Experience Like No Other
Once Ly came and picked Lachie and I up, I almost got into the drivers seat forgetting the Cambodians drive on the right side of the road, from that moment on I knew it was going to be an experience like no other. I was certainly not in Australia anymore.
Driving out of the hustle and bustle of Siem Riep was pretty scary, we were trying to dodge families of 5 people on the one motorbike and people on the wrong side of the road, but after a few kilometers the traffic eased off slowly and we began driving past rows of ‘houses’ on stilts (which were one roomed houses with not much in it, no kitchen and no bathroom) Families were all outside in the shade of the house lying in hammocks or working under the sun in the rice fields.
Once arriving at Ly’s house we got on a push bike each and cycled through Kam Pong Kdei and saw the same sort of living conditions. It was very rare to see people inside their house, children and adults alike were outside playing and chatting together, something you don’t see very often in Australia. The ride through the streets was my favorite part of my Cambodian trip, it was the first opportunity Lachie and I got to see the real Cambodia, the Cambodia that wasn’t filled with tourists. The people in Kam Pong Kdei were so excited to see westerners and everyone stopped and stared at us as we went past. It was a strange concept to me, hearing they thought we were beautiful because we had white skin, when every opportunity in the summer I spend in the sun trying to get more tanned! We were welcomed into people’s homes and they were happy for us to walk under their house when the road was flooded and that was the only way to get past. I have never come across people so welcoming and relaxed towards strangers.
On the walk to visit one of the schools that help2help is rebuilding, we were followed by a large group of children who lived close by the school. They were delighted when we took photos of them and were over the moon when we gave them a lollypop each (which cost 70cents for a bag of around 50?) Their happiness was contagious and after hearing some of their stories about how they no longer attend school because they have to help their parents work to earn money, I was truly inspired by each and every one of them.

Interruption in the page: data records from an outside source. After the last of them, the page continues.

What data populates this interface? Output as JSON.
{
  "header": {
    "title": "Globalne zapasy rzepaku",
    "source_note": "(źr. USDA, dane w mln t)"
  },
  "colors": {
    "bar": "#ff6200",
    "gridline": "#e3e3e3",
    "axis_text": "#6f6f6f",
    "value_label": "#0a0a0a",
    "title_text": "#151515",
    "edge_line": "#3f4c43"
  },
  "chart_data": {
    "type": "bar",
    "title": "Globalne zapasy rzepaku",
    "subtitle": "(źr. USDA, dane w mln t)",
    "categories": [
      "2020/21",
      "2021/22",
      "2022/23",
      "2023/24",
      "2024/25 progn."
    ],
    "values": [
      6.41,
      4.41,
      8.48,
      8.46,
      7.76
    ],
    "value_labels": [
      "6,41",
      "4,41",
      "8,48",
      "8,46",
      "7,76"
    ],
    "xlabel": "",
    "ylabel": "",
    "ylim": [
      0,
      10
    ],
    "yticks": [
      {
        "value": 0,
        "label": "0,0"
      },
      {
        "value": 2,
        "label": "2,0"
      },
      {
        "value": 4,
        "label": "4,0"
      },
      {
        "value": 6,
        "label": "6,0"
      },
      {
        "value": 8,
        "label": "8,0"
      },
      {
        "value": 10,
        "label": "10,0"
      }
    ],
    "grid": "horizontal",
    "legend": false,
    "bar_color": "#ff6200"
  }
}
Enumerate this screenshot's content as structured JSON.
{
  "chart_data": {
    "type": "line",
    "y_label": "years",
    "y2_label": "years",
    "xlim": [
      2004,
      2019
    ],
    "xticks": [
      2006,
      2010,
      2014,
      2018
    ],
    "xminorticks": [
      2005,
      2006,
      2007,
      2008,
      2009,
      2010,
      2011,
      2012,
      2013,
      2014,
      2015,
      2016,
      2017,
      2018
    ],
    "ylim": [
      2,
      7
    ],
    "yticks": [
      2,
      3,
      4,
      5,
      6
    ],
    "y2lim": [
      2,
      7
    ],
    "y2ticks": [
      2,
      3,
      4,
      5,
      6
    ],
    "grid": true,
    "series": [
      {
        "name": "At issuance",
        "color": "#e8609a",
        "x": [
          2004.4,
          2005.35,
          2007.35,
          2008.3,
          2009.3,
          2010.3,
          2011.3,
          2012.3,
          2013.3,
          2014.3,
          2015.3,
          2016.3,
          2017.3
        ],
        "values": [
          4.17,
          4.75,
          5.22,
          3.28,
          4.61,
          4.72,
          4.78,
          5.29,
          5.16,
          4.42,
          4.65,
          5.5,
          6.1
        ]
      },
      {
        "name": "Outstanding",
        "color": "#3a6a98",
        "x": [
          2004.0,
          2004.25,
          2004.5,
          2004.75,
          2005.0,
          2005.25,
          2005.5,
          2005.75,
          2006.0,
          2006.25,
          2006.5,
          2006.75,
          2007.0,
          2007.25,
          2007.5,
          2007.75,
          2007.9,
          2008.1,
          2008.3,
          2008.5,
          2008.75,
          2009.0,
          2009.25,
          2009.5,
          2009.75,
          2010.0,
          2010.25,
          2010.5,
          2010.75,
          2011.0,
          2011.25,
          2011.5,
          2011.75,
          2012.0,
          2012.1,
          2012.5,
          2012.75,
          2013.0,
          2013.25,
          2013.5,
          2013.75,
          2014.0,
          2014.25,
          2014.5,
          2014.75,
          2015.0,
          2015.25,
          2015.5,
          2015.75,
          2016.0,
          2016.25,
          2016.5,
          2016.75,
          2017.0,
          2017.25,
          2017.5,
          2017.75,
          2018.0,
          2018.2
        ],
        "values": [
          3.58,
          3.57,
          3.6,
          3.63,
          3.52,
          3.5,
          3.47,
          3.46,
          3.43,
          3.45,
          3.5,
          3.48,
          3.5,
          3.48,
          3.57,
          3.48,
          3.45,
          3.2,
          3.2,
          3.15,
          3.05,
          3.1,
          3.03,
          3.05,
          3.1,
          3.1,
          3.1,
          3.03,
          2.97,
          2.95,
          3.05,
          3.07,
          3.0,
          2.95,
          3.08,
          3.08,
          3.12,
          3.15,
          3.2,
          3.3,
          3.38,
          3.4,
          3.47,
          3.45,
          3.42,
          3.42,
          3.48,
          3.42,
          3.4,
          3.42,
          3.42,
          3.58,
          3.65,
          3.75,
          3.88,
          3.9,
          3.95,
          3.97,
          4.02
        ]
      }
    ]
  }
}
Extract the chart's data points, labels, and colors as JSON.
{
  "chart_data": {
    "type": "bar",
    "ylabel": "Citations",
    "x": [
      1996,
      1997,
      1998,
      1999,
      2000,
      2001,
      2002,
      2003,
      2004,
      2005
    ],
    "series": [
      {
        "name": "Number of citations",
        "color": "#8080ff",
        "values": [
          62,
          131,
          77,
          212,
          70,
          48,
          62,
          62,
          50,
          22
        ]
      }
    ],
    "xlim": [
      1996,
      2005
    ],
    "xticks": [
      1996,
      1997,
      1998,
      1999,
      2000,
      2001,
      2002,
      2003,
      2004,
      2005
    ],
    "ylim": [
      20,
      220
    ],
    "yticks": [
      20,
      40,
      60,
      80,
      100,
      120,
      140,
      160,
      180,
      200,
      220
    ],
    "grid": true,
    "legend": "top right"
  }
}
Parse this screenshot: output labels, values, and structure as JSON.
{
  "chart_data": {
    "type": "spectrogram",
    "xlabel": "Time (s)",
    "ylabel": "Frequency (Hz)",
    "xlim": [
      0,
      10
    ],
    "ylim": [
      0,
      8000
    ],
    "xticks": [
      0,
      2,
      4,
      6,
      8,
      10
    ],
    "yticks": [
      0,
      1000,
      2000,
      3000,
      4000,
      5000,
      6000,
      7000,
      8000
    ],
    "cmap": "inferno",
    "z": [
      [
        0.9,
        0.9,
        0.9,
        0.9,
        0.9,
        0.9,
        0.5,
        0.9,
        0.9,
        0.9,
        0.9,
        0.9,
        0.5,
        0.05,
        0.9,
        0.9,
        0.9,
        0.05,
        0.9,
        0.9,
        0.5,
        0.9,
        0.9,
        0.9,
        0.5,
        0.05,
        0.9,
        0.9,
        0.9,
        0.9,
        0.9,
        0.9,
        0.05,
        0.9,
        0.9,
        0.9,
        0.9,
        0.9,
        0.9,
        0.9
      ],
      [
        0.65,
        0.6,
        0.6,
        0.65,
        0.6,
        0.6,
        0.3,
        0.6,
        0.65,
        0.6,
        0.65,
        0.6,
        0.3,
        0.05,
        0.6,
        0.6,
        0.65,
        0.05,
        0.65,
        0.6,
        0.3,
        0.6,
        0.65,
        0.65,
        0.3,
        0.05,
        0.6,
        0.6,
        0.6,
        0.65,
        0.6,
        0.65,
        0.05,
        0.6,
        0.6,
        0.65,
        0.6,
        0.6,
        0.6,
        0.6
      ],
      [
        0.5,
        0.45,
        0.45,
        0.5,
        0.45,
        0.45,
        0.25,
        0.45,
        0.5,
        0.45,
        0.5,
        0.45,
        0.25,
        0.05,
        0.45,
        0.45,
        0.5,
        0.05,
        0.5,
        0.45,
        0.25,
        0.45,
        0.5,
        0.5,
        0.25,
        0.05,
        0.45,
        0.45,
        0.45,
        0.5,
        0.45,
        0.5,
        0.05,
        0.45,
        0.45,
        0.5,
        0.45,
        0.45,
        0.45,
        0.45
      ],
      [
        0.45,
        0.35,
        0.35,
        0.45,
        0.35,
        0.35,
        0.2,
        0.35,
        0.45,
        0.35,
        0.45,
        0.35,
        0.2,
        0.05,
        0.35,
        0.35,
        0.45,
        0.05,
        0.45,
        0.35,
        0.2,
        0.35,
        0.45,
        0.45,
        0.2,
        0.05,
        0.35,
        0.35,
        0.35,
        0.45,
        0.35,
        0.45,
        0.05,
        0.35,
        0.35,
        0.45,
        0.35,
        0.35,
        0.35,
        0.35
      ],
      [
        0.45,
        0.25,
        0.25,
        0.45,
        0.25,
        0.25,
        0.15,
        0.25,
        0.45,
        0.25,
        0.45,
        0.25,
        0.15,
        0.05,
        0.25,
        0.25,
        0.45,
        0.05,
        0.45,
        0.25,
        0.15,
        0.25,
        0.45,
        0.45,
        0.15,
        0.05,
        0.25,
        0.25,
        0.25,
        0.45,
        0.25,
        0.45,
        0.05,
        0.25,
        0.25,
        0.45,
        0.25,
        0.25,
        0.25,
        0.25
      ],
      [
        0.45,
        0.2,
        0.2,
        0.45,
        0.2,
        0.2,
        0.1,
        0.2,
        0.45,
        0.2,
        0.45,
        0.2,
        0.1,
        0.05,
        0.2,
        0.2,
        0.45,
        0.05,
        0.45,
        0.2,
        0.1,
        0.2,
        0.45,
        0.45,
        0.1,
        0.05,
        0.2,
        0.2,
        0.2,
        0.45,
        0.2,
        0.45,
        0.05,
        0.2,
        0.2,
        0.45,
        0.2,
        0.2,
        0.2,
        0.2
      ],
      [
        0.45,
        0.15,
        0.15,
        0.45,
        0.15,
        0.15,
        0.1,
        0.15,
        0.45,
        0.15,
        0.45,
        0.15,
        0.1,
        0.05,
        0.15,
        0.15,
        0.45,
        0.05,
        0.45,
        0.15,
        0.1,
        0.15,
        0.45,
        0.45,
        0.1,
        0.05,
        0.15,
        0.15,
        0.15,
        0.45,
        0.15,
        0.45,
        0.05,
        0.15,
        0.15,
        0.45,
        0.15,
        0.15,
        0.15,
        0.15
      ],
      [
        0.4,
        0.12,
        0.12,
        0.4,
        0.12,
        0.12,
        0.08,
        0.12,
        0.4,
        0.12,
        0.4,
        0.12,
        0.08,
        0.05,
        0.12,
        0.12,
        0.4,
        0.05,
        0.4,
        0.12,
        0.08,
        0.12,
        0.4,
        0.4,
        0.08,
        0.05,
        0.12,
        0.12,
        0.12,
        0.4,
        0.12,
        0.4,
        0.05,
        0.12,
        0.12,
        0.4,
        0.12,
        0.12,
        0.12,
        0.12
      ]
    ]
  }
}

Lachie and I had the privilege of meeting another very inspirational child whilst on our travels through Kam Pong Kdei. After walking through a very muddy track we came to a little house that belonged to Ratha and his family, due to an undiagnosed illness Ratha is unable to walk or even sit up alone. We were shown the pram he now has to get around in, but I could not believe his 10 year old (tiny) sister was able to push him through the muddy track every day to school. When we visited, Ratha and his sisters were going to start school in just 2 weeks and they were extremely excited about it! It shocked me just how thankful these kids were to be able to get the opportunity to go to school, and the most remarkable thing was, that not once the whole time Lachie and I were there did Ratha stop smiling.
Another of our stops was the ‘hospital’ however that is definitely not what it was. The reception was tiny, with only a small desk and couple of broken chairs. Next door the consulting room had nothing in it but an old bed and a desk and chairs. The maternity room had only 4 old beds with no blankets and the room where people can get blood tests was bare apart from a fridge donated by Barringtons. None of the rooms were hygienic and it was clear they were unable to afford the necessary equipment. Ly told us that this ‘hospital’ was meant to be the local hospital for 120 thousand people but a lot of locals are to poor or too sick to travel to the hospital, so many die quietly. Even if people were able to go to the hospital it did not have the resources to be able to help anyone in serious need.
I felt so lucky to be able to experience the things I did, and have the opportunity to meet Ly. Help2help is doing such a wonderful thing and the change their efforts have made already can easily be seen. There is still so much that can be done to help with even the smallest amount of generosity, I am looking forward to going back and continuing to help!